Many spoke up, asking, if not begging, the company not to spend any more money to appeal against the ruling by the Court of Appeal on the privatisation.

A couple of shareholders wore 'I love PCCW' T-shirts as a way of encouraging the management to show 'more affection' towards the embattled telecom company.

It's a sentiment Jacko would have approved of, but we're not sure what Mr Li thought of it.

One day in your life

One day in your life

When you find that you're always waiting

For a love we used to share

Just call my name, and I'll be there

You'll remember me somehow

For six years, a 73-year-old grandma has asked MTR Corp chairman Raymond Chien Kuo-fung when he was going to return her two dollars.

The 'two-dollar question' arose from a promotion that offered senior citizens a HK$2 fare, which Madam Chan hoped she could enjoy all year, not just every Wednesday and public holidays.

Mr Chien could not grant Madam Chan her wish, as it would have too negative an impact on the rail service, but he did try to sweet-talk the elderly shareholder.

'Madam Chan, I hope when I reach 70, I will still be sitting next to you at the MTR AGM,' said the 58-year-old chairman, who offered his best wishes for her good health.

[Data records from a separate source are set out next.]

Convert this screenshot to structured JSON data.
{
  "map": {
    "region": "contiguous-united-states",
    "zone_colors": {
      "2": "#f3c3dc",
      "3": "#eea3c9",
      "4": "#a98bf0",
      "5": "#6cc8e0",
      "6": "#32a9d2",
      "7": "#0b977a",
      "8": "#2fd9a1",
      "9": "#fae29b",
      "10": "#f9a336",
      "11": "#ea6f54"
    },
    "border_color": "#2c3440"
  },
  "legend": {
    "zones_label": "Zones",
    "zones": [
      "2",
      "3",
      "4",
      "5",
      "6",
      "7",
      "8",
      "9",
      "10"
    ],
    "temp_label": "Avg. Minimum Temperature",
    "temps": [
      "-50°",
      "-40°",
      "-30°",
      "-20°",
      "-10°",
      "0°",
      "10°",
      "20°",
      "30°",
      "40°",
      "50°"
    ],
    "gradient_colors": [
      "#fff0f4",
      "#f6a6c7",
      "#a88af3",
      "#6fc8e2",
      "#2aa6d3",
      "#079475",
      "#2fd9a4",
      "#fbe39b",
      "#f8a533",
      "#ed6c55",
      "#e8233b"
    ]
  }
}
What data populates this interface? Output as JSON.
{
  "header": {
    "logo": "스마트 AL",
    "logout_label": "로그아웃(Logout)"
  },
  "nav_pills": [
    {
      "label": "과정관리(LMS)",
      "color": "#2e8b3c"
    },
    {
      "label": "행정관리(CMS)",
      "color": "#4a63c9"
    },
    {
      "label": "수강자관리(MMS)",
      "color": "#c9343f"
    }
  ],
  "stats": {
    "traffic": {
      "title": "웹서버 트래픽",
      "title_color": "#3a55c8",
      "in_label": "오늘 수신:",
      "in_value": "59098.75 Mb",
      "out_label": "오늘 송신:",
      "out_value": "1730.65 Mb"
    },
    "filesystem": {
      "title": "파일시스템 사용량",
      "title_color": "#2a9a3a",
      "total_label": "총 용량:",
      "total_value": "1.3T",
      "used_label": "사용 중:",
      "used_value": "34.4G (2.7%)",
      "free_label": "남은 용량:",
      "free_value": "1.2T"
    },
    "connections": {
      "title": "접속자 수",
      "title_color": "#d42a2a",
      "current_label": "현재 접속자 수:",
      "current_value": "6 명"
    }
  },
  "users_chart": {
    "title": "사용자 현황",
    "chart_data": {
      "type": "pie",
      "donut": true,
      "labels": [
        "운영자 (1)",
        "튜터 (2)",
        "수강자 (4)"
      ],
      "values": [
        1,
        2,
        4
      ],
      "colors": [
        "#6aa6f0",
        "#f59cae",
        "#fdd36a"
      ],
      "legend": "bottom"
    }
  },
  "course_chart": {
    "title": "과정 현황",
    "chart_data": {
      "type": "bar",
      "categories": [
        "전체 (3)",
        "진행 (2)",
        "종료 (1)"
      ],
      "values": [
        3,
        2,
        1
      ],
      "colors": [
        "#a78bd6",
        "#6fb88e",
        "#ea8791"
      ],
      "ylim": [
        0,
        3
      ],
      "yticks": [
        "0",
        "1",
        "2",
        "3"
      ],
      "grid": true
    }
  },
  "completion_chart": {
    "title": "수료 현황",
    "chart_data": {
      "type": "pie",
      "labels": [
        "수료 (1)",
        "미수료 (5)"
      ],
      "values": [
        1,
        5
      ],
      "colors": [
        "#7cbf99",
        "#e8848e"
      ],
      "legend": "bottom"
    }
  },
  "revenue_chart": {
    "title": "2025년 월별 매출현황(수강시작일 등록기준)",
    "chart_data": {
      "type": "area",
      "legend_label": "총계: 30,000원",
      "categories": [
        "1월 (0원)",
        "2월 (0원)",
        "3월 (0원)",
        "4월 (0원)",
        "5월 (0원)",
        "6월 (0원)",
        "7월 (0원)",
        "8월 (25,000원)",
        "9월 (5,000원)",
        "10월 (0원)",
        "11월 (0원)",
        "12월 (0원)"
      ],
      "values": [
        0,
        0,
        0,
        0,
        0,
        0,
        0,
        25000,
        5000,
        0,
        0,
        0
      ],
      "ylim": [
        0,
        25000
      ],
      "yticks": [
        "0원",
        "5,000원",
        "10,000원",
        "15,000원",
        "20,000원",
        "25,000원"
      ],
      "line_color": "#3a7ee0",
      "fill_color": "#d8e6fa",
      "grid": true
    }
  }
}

No doubt she will be back to ask the same question again next year.

Off the wall

When the world is on your shoulder

Gotta straighten up your act and boogie down

If you can't hang with the feeling

Then there ain't no room for you this part of town

'Cause we're the party people night and day

Living crazy that's the only way

Depending on which way you look at it, HSBC Holdings shareholders could be either happy - because the shares have doubled from the trough of four months ago - or unhappy - because the bank is still the worst-performing blue-chip stock this year.

Whatever, the 'big elephant' came in for plenty of stick from shareholders, many of them pensioners who had banked their life savings on a steady and recurrent dividend.

There were many awkward questions about the financial giant becoming involved in the credit crisis following the acquisition of Household International in 2002 - a situation that was exacerbated by chairman Stephen Green's pronouncement that 'with the benefit of hindsight, this is an acquisition we wish we had not undertaken'.

Obviously, the shareholders found it hard to digest how a bank with a global reputation for prudence could make such a blunder, and it had some of them hankering after the golden days of former taipan Sir William Purves (above).